Phase two of shounas program rejected
Supply Minister Khaled Hanafy confirmed that the ministry has rejected Blumberg Grain’s proposal for phase two of a grain storage and logistics project that would have seen the development of 300 shounas at a cost of USD 120 mn. While he did not give a reason for the rejection, Mahmoud Abdel Aziz, head of the Supply Ministry’s General Company for Silos and Storage, said earlier this week that project would have been too costly. As for phase one not being operational, Abdel Aziz tells Al Borsa that the control systems for have not been hooked up yet but did not comment on power supplies to the shounas, which Blumberg had been saying for the past week was the actual cause. The issue had been a source strain between the Supply Ministry and the company, as the shounas — designed to eliminate wastage and prevent “leakage” from the storage system — were supposed to be operational by the wheat harvest collection season. Al Borsa reported yesterday that the company wants the Armed Forces to take charge of the program instead of the Supply Ministry.
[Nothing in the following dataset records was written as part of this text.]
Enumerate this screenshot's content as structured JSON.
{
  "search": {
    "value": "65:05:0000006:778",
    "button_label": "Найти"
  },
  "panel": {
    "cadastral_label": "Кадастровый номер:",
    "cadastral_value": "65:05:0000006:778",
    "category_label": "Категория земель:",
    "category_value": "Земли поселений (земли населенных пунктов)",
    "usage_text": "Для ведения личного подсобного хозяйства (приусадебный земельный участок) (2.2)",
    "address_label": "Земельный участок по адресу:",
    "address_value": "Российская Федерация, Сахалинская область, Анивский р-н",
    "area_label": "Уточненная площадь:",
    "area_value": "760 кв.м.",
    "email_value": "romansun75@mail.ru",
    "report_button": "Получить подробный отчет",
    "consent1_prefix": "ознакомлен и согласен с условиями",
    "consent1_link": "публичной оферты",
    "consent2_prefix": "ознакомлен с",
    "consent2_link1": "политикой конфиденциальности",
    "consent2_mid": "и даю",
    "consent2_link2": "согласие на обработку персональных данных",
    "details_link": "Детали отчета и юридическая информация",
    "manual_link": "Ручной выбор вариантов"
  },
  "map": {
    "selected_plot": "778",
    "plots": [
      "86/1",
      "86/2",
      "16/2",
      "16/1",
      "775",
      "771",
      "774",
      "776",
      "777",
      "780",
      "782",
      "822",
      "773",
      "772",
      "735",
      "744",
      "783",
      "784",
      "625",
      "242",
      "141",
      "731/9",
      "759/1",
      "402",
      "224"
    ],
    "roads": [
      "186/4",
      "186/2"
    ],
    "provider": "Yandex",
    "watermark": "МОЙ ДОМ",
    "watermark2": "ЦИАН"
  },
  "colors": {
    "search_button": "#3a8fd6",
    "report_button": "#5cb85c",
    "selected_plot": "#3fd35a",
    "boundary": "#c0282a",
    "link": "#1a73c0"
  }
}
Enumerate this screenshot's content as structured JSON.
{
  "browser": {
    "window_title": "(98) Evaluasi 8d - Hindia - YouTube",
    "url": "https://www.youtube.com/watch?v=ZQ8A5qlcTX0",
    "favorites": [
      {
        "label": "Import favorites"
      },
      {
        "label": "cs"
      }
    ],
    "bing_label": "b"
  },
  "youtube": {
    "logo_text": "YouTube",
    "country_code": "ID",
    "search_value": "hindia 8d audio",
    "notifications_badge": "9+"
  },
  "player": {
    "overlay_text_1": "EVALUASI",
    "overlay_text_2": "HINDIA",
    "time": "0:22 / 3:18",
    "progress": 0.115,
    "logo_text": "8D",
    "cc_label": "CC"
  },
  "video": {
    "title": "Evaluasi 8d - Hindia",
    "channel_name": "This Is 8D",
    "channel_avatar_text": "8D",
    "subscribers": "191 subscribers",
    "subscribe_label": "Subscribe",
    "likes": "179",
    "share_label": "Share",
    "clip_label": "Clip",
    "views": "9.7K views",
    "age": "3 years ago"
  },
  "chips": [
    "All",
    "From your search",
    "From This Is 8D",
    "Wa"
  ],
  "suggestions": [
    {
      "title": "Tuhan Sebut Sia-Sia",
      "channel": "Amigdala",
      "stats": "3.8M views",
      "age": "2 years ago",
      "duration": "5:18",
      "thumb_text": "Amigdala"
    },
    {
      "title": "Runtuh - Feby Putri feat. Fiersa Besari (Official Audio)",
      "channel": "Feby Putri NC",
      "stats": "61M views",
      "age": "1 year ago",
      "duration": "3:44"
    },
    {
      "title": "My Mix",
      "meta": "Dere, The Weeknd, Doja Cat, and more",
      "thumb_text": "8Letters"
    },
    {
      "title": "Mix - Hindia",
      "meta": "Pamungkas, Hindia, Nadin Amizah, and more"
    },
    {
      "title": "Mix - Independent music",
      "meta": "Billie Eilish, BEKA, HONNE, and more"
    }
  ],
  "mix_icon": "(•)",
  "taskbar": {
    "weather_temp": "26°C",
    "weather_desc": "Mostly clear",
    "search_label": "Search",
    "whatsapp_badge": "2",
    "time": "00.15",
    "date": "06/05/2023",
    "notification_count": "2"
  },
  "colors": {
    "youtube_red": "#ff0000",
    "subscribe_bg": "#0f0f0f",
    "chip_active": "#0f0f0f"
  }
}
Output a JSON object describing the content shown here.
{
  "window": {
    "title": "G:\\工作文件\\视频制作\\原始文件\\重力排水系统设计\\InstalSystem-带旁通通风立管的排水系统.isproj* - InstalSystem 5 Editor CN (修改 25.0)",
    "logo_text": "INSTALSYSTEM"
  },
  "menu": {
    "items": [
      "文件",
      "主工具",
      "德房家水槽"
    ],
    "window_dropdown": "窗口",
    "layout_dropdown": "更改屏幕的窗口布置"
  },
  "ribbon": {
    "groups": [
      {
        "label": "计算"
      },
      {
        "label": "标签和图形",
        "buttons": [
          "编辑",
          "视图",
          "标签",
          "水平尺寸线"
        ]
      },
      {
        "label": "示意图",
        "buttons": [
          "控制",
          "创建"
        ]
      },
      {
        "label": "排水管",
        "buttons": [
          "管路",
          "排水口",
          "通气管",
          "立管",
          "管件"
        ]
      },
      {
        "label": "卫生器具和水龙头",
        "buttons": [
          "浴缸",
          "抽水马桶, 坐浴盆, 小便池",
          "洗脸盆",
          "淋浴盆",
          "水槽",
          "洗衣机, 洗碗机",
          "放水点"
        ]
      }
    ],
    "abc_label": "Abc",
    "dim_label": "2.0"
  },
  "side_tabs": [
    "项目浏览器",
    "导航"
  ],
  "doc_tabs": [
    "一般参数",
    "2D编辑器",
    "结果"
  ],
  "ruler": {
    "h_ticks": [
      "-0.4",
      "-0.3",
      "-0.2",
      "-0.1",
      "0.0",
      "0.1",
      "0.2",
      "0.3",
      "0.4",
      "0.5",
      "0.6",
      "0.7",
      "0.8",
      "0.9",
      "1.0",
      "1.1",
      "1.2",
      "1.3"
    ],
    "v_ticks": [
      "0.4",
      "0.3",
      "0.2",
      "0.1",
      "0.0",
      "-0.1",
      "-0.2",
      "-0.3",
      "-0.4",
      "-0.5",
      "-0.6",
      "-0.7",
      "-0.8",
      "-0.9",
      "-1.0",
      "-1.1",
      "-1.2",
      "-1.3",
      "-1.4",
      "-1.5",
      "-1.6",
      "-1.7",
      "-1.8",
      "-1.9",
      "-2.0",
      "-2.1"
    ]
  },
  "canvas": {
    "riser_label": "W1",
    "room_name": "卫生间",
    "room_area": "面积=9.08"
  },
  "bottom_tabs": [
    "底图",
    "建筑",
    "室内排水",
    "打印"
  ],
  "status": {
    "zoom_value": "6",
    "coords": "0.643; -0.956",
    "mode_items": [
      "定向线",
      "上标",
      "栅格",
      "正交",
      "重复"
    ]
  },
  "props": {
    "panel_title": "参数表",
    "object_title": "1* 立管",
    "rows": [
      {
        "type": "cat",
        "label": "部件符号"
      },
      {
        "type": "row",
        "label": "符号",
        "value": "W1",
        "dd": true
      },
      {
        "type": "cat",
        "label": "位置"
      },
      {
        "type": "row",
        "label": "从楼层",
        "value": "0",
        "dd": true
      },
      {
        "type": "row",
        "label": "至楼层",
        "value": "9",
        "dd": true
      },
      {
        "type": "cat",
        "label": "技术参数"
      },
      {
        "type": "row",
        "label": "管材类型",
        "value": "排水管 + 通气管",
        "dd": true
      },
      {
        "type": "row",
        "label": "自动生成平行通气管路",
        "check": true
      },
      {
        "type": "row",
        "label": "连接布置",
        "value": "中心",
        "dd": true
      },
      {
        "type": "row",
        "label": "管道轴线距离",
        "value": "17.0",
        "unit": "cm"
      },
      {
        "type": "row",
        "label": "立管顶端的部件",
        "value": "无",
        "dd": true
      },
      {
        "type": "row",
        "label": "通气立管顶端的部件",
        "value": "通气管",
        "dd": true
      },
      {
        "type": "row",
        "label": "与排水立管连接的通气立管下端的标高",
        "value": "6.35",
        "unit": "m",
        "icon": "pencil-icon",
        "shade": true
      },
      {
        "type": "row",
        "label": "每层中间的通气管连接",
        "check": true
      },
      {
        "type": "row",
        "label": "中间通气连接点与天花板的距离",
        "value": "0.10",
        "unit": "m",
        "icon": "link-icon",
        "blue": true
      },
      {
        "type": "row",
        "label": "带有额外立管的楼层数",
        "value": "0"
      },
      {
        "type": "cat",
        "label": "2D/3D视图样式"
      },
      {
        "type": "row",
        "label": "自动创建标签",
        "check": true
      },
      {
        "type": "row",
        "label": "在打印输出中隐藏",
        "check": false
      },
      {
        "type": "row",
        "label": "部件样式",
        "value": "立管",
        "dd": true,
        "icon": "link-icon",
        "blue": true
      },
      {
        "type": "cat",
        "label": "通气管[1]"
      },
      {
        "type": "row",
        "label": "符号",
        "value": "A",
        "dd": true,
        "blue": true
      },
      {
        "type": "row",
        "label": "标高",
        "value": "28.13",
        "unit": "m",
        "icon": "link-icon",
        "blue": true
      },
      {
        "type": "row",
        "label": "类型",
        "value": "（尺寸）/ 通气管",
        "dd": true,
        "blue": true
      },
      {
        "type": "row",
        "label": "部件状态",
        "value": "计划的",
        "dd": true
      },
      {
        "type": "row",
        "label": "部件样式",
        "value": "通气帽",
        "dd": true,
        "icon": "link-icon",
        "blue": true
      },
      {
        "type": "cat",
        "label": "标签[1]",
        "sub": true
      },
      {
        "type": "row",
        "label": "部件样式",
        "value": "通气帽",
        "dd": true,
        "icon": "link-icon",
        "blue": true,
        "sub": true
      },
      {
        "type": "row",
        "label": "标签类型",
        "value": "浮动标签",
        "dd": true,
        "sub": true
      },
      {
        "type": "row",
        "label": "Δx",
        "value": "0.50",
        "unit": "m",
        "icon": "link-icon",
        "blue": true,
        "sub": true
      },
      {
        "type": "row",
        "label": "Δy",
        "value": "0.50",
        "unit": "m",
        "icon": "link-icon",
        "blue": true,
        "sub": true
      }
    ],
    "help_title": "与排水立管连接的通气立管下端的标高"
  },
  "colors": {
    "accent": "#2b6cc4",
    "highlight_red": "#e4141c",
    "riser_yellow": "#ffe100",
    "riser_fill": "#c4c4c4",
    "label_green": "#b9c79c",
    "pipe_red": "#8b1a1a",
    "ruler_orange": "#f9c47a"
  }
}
As for the scandal centered on this season’s harvest, Egypt may have collected as little as 3.6 mn tonnes of wheat, not 4.8 mn tonnes as reported previously by Hanafy, said Yasser Omar, member of the House of Representatives committee investigating the issue. The committee discovered another EGP 173 mn in “missing” wheat at a shouna on the Cairo-Alexandria Desert Road. This would bring the total wheat missing from the nine shounas inspected by the committee to EGP 407 mn, with another EGP 631 mn tallied by other government bodies investigating discrepancies between the state count and quantities actually in storage. Omar tells Al Shorouk that the committee’s report will back Blumberg’s request to have the Engineering Authority manage the program.